Once when hunting on the open plain near the southern end of the Mexican table-land, I saw at some distance what appeared to be a brown ball rolling about on the ground. This was soon determined to be a weasel fastened to one of the large and powerful pocket gophers of that region. The weasel had its teeth set in the back of the neck of the gopher, while the latter was blindly trying to tear itself loose. I fired an ineffectual shot at the weasel and it vanished like a flash in the open tunnel of the gopher. As I drew near, the gopher, still in fighting mood, faced me with bared teeth. Later, when I removed its skin, I found that the weasel had torn loose the attachment of the heavy neck muscles to the back of the skull until only a thin layer remained to protect the spinal column. This had been accomplished without breaking the thin, but extremely tough, skin of the gopher.

When a weasel is attacking an animal which resists, like a large ground squirrel, it raises its head and sways its long neck back and forth, its eyes glittering with excitement as it watches for an opening to spring forward and seize its prey. Its attack is always aimed at a vital point, commonly the brain, the back of the neck, or the jugular vein on the side.

Weasels dig their own burrows under the shelter of slide rock, ledges, stone walls, stumps, and outbuildings, or they occupy hollow trees and the deserted burrows of other animals. In nests thus safely located they have one litter containing an average of from four to six, but sometimes numbering up to twelve, young a year. They are born at any time from April to June, according to the latitude. The number of young in a litter is enough to render weasels very abundant, but this is rarely the case, and raises the question as to the influence which holds their number in check.

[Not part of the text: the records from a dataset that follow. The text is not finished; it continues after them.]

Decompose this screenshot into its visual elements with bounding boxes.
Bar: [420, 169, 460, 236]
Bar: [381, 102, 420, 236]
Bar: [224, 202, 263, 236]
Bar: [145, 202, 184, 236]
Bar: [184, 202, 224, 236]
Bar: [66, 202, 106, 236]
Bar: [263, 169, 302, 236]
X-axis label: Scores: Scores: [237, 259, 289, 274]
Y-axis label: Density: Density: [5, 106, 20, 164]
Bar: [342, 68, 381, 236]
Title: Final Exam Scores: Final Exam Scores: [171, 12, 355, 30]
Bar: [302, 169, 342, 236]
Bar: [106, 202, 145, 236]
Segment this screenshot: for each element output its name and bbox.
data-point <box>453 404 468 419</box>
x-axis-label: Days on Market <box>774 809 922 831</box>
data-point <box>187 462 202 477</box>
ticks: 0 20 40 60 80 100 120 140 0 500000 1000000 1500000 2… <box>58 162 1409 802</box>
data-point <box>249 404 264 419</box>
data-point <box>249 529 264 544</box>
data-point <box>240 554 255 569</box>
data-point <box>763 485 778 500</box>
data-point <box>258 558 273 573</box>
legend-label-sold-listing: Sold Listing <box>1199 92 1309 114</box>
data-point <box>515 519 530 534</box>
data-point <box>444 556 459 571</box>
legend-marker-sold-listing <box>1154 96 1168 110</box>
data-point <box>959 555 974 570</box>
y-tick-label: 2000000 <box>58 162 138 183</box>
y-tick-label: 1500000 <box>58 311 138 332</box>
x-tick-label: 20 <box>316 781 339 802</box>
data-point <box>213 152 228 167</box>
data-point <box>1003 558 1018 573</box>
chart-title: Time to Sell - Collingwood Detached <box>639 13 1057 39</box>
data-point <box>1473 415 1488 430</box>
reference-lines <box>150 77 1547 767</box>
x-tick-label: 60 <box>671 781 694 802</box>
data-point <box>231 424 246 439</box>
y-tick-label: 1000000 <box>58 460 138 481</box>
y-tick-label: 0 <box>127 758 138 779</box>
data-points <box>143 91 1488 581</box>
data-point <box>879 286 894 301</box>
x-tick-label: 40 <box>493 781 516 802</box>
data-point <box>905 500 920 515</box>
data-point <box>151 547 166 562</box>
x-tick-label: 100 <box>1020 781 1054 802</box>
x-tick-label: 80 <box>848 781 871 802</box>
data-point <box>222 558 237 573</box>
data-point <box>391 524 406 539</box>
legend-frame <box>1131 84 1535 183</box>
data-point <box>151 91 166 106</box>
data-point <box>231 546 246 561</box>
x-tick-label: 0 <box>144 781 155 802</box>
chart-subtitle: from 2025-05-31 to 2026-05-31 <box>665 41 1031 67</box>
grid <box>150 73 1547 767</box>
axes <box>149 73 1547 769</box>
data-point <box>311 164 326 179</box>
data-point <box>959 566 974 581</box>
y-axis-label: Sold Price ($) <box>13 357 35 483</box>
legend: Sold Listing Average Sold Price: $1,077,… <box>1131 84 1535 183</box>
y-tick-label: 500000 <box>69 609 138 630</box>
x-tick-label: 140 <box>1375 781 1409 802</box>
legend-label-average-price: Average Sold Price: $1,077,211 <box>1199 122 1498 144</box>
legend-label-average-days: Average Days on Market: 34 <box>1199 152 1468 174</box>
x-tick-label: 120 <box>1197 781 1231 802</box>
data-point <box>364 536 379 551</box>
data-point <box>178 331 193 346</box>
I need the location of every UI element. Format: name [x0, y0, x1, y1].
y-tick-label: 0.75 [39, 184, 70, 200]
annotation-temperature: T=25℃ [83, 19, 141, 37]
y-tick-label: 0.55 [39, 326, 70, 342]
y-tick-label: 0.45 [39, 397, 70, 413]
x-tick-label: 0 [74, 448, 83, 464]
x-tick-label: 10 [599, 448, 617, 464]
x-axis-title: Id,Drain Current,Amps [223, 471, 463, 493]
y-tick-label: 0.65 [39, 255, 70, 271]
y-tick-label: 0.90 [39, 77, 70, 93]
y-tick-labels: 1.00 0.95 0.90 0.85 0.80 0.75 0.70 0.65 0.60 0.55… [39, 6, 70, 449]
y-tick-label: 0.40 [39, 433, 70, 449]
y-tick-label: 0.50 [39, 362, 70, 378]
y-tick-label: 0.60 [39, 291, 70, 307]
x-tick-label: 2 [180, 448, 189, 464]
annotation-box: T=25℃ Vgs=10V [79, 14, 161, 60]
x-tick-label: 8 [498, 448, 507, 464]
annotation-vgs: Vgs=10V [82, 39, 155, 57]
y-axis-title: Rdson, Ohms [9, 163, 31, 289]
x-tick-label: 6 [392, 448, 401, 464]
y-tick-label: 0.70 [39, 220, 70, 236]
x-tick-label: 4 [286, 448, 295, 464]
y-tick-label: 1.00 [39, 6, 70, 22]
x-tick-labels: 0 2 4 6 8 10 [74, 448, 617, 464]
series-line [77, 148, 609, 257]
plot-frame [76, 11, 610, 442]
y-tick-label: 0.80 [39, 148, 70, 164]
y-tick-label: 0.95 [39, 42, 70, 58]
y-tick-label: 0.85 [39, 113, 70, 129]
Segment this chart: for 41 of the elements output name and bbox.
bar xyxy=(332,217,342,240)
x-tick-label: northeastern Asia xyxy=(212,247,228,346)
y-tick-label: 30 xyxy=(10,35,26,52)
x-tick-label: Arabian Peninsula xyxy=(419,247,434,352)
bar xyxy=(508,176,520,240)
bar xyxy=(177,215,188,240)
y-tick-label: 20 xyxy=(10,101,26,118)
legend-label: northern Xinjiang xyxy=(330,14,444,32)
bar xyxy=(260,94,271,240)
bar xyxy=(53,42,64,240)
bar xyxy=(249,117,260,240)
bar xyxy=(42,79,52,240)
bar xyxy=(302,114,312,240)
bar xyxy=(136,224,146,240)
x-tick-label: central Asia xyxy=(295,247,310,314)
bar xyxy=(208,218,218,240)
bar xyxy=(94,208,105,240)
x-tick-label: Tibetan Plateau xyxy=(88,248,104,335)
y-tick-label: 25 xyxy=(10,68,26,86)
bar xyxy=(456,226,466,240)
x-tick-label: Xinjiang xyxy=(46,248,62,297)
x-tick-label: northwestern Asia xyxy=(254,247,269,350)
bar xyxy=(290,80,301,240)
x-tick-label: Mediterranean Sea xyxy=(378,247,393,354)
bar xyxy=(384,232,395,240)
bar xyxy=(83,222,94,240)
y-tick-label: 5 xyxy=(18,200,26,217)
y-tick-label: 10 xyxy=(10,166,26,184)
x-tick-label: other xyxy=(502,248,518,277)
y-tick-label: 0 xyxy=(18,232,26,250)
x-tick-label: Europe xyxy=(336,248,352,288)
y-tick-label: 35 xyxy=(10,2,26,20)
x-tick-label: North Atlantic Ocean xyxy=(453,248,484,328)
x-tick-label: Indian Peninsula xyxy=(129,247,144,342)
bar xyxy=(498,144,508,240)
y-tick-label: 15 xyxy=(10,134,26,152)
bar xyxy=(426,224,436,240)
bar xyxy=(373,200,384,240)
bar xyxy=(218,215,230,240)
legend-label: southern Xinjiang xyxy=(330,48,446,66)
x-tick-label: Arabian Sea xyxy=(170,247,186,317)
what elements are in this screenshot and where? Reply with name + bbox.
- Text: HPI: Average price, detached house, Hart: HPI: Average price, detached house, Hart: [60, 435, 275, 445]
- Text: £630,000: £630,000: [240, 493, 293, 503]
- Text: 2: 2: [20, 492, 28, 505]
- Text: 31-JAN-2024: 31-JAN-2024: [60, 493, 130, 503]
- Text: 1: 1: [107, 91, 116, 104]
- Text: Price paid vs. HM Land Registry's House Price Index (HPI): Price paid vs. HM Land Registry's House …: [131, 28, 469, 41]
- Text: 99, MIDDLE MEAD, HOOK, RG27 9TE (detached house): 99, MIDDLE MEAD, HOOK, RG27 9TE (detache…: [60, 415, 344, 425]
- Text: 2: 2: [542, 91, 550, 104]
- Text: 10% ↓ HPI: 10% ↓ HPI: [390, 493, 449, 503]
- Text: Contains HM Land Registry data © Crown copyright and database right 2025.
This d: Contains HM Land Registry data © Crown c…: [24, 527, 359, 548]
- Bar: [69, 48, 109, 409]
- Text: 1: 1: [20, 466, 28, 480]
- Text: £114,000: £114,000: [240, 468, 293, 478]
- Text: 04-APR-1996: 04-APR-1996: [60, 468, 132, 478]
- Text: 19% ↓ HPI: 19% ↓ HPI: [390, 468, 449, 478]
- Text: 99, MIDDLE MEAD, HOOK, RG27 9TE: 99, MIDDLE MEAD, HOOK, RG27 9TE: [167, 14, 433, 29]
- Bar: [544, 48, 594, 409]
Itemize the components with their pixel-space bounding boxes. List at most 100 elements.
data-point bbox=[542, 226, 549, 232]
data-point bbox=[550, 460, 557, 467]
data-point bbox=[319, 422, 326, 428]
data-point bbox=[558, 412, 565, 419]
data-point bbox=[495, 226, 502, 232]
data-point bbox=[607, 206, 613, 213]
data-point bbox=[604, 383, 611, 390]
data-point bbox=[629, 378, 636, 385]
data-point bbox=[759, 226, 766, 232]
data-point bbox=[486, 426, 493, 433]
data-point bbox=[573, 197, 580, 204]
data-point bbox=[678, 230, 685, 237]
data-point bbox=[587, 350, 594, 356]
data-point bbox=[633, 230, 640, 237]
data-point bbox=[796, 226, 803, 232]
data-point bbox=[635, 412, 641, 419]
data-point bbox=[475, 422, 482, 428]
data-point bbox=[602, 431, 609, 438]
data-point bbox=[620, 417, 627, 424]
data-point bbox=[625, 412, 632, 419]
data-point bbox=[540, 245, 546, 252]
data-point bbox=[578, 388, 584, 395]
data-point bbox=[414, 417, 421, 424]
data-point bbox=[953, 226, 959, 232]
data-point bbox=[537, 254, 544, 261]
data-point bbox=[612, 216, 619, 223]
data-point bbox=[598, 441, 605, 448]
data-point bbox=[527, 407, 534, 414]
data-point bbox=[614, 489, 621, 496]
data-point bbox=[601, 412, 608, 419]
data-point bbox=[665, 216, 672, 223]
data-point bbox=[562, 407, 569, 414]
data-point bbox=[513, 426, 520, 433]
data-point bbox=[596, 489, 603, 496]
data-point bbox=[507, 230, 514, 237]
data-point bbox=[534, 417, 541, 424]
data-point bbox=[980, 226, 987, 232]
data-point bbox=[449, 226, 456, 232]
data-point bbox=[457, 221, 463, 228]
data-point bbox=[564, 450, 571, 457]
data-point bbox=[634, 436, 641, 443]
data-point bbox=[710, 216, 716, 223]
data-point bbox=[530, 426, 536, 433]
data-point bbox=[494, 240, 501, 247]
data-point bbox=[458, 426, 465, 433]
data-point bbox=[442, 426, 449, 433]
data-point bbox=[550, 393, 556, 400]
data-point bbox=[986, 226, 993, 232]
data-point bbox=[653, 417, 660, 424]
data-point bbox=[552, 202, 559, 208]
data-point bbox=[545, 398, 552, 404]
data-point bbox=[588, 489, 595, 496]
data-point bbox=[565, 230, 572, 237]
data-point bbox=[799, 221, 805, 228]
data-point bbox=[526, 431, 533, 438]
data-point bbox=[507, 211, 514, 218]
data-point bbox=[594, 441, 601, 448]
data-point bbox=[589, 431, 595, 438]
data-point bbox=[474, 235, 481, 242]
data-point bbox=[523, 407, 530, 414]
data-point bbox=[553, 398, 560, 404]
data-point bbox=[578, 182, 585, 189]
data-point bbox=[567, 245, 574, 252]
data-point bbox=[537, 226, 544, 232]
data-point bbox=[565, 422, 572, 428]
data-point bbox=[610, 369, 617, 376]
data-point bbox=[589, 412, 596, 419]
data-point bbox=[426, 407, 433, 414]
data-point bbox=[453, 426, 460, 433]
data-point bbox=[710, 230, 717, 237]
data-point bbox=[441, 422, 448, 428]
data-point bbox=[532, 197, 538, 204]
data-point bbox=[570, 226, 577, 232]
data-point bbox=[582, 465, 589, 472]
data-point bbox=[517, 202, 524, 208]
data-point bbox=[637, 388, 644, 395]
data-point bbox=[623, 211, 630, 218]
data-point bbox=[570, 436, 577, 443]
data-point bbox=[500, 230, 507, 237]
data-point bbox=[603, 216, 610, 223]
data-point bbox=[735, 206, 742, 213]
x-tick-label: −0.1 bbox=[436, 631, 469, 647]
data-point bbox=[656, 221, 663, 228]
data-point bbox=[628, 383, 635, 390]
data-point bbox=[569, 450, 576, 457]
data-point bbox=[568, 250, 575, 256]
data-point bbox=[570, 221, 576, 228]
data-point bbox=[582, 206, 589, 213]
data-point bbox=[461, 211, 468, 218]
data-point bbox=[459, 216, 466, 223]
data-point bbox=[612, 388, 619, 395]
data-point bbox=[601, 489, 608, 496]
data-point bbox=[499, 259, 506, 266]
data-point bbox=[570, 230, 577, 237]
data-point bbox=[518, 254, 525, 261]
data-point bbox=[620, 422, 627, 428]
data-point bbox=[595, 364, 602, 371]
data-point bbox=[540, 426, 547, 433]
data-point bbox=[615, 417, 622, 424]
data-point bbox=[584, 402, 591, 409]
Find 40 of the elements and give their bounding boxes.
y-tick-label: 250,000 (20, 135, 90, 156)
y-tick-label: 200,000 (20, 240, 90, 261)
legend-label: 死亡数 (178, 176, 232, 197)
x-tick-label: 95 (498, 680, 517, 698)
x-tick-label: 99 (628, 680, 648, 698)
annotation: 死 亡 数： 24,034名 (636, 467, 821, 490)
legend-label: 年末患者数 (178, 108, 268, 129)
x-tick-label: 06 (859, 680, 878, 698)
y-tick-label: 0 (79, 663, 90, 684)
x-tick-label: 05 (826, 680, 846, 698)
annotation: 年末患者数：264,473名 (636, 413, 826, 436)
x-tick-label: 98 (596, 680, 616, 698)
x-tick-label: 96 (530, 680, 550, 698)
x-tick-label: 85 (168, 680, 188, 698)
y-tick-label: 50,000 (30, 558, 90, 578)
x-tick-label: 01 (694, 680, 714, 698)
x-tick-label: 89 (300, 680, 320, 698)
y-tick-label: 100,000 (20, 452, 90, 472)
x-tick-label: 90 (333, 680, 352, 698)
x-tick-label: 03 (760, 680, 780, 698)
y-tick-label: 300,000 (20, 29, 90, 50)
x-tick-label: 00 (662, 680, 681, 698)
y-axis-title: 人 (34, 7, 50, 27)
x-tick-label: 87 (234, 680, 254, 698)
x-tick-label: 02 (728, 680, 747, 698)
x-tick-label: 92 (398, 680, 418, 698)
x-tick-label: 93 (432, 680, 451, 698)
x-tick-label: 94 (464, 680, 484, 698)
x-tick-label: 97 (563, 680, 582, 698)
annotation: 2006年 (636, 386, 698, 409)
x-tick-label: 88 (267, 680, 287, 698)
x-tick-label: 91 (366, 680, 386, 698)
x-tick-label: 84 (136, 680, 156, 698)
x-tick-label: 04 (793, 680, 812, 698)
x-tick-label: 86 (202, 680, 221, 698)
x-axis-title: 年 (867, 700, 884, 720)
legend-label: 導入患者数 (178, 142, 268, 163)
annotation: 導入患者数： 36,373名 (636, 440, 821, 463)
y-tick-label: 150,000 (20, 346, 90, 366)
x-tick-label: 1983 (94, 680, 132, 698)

They are both nocturnal and diurnal, apparently in almost equal degree, since they are frequently observed hunting in the middle of the day, while their nocturnal raids on poultry houses testify to their activities at night. When hunting they appear like sinister shadows and are persistent in pursuit. The young commonly remain with the female until nearly or quite grown and follow her closely on hunting-trips. It is interesting to see a pack of these deadly carnivores working, the mother leading and the young skirmishing on all sides, now spreading out, now closing in, like a pack of miniature hounds. On these family hunting parties, however, they usually keep close to the rocks, logs, brush, or other cover.

Themselves subject to the law of fang and claw, weasels are killed and eaten by wolves, coyotes, foxes, and various birds of prey. Their very lack of fear perhaps in many cases leads to their destruction.

These representatives of the primitive woodland life continue to occupy practically all of their original range. They visit farms in all parts of the country and I have seen them near the outskirts of Washington.